Objective: This study aimed to determine whether the administration of HA to 20-month-old
mice after the induction of AKI augmented tubular cell regeneration.
Methods: Initial studies involved 20-month-old female FVB/nj mice undergoing a right
nephrectomy (to provide baseline tissue) and IRI of the left kidney induced by clamping the left
renal pedicle for 20 minutes. However this functional AKI model resulted in an excessively
high mortality and we thus opted to leave the right kidney in situ and focus on histological
parameters. Mice received IV HA (30mg/kg) or PBS at days 1 and 4 following the induction of
AKI (4-7 mice/group). Tissue was harvested at day 1 to determine injury severity and day 5 to
assess tubular regeneration. Readouts included HO-1 expression (immunostaining quantified by
computer image analysis), acute tubular necrosis (ATN) score (determined on PAS stained
sections) and tubular cell proliferation (Ki-67 immunostaining). Data is expressed as % total
area stained (HO-1), % of tubules exhibiting cell necrosis (ATN score) and the number of Ki67+ cells per high power field (hpf). Data is expressed as mean±SE.

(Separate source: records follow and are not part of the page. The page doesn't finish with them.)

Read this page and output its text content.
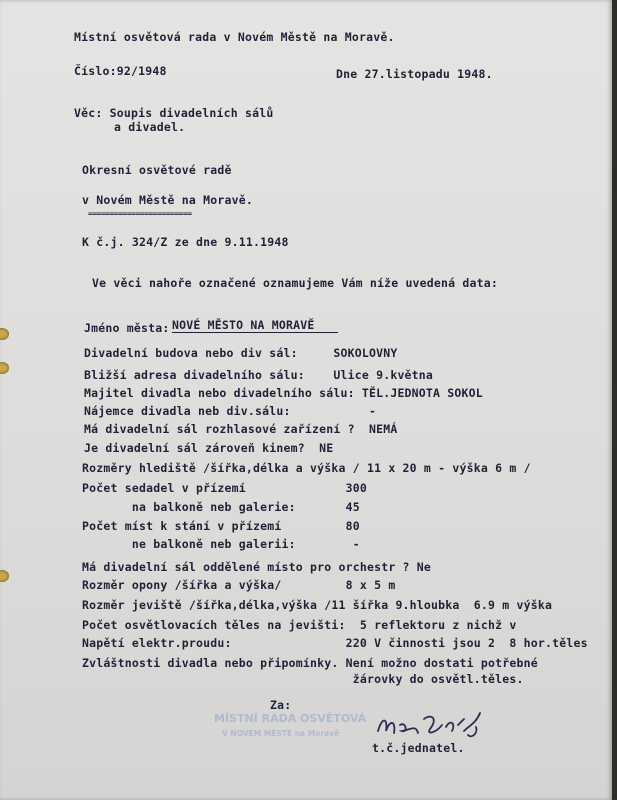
Místní osvětová rada v Novém Městě na Moravě.
Číslo:92/1948	Dne 27.listopadu 1948.
Věc: Soupis divadelních sálů
a divadel.
Okresní osvětové radě
v Novém Městě na Moravě.
========================
K č.j. 324/Z ze dne 9.11.1948
Ve věci nahoře označené oznamujeme Vám níže uvedená data:
Jméno města: NOVÉ MĚSTO NA MORAVĚ
Divadelní budova nebo div sál:     SOKOLOVNY
Bližší adresa divadelního sálu:    Ulice 9.května
Majitel divadla nebo divadelního sálu: TĚL.JEDNOTA SOKOL
Nájemce divadla neb div.sálu:           -
Má divadelní sál rozhlasové zařízení ?  NEMÁ
Je divadelní sál zároveň kinem?  NE
Rozměry hlediště /šířka,délka a výška / 11 x 20 m - výška 6 m /
Počet sedadel v přízemí              300
na balkoně neb galerie:       45
Počet míst k stání v přízemí         80
ne balkoně neb galerii:        -
Má divadelní sál oddělené místo pro orchestr ? Ne
Rozměr opony /šířka a výška/         8 x 5 m
Rozměr jeviště /šířka,délka,výška /11 šířka 9.hloubka  6.9 m výška
Počet osvětlovacích těles na jevišti:  5 reflektoru z nichž v
Napětí elektr.proudu:                220 V činnosti jsou 2  8 hor.těles
Zvláštnosti divadla nebo připomínky. Není možno dostati potřebné
žárovky do osvětl.těles.
Za:
MÍSTNÍ RADA OSVĚTOVÁ
V NOVÉM MĚSTĚ na Moravě
t.č.jednatel.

Results: In the absence of HA treatment, 20-month-old mice exhibited minimal HO-1
expression at day 1 (cortex 0.9±0.4% total area, medulla 0.2±0.1%) or day 5 (cortex 0.3±0.1%
total area, medulla 0.2±0.1%). HA administration at days 1 and 4 following IRI induced
dramatic HO-1 expression at day 5 (cortex 10.2±3.2% total area, medulla 4.7±1.7%). The ATN
score at day 1 was 40±17% indicating significant injury. The ATN score fell to 12±8% at day 5
in the PBS treated group indicating significant tubular repair. However, HA treated mice
exhibited a comparable ATN score of 12±6% at day 5. Limited tubular cell proliferation was
evident at day 1 (Cortex 4.5±0.8, Medulla 6.3±3.6 Ki67+ cells/hpf). Although there was a trend
towards increased tubular cell proliferation in HA treated mice in both the renal cortex and
medulla this did not reach statistical significance (Cortex 25±7.9 vs 38±8.4 Ki67+ cells/hpf; PBS
vs HA; p>0.05 and Medulla 34±13.6 vs 46±14.6 Ki67+ cells/hpf; PBS vs HA; p>0.05).

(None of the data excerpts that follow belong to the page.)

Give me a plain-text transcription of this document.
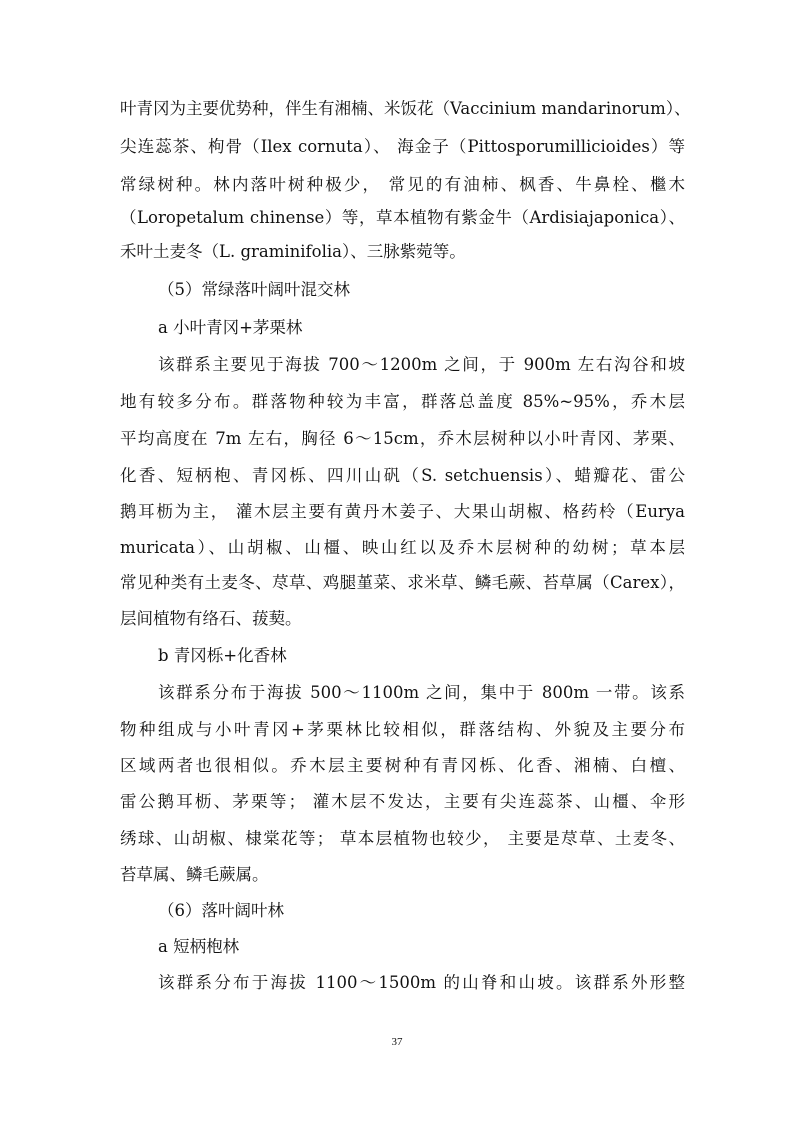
叶青冈为主要优势种，伴生有湘楠、米饭花（Vaccinium mandarinorum）、
尖连蕊茶、枸骨（Ilex cornuta）、 海金子（Pittosporumillicioides）等
常绿树种。林内落叶树种极少， 常见的有油柿、枫香、牛鼻栓、檵木
（Loropetalum chinense）等，草本植物有紫金牛（Ardisiajaponica）、
禾叶土麦冬（L. graminifolia）、三脉紫菀等。
（5）常绿落叶阔叶混交林
a 小叶青冈+茅栗林
该群系主要见于海拔 700～1200m 之间，于 900m 左右沟谷和坡
地有较多分布。群落物种较为丰富，群落总盖度 85%~95%，乔木层
平均高度在 7m 左右，胸径 6～15cm，乔木层树种以小叶青冈、茅栗、
化香、短柄枹、青冈栎、四川山矾（S. setchuensis）、蜡瓣花、雷公
鹅耳枥为主， 灌木层主要有黄丹木姜子、大果山胡椒、格药柃（Eurya
muricata）、山胡椒、山橿、映山红以及乔木层树种的幼树；草本层
常见种类有土麦冬、荩草、鸡腿堇菜、求米草、鳞毛蕨、苔草属（Carex），
层间植物有络石、菝葜。
b 青冈栎+化香林
该群系分布于海拔 500～1100m 之间，集中于 800m 一带。该系
物种组成与小叶青冈+茅栗林比较相似，群落结构、外貌及主要分布
区域两者也很相似。乔木层主要树种有青冈栎、化香、湘楠、白檀、
雷公鹅耳枥、茅栗等； 灌木层不发达，主要有尖连蕊茶、山橿、伞形
绣球、山胡椒、棣棠花等； 草本层植物也较少， 主要是荩草、土麦冬、
苔草属、鳞毛蕨属。
（6）落叶阔叶林
a 短柄枹林
该群系分布于海拔 1100～1500m 的山脊和山坡。该群系外形整
37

Conclusion: 20-month old mice exhibit very limited HO-1 expression at days 1 or 5 following
AKI consistent with our previous work. Treatment with HA at days 1 and 4 following injury
strongly upregulated HO-1 expression in the renal cortex and medulla. The ATN score
exhibited a comparable reduction between days 1 and 5 in HA and PBS treated groups. HA
administration and subsequent HO-1 induction was associated with a trend to increased tubular
cell proliferation but this was not statistically significant. Although the pretreatment of aged
mice with HA is markedly renoprotective, the administration of HA after injury is established
does not significantly promote tubular regeneration.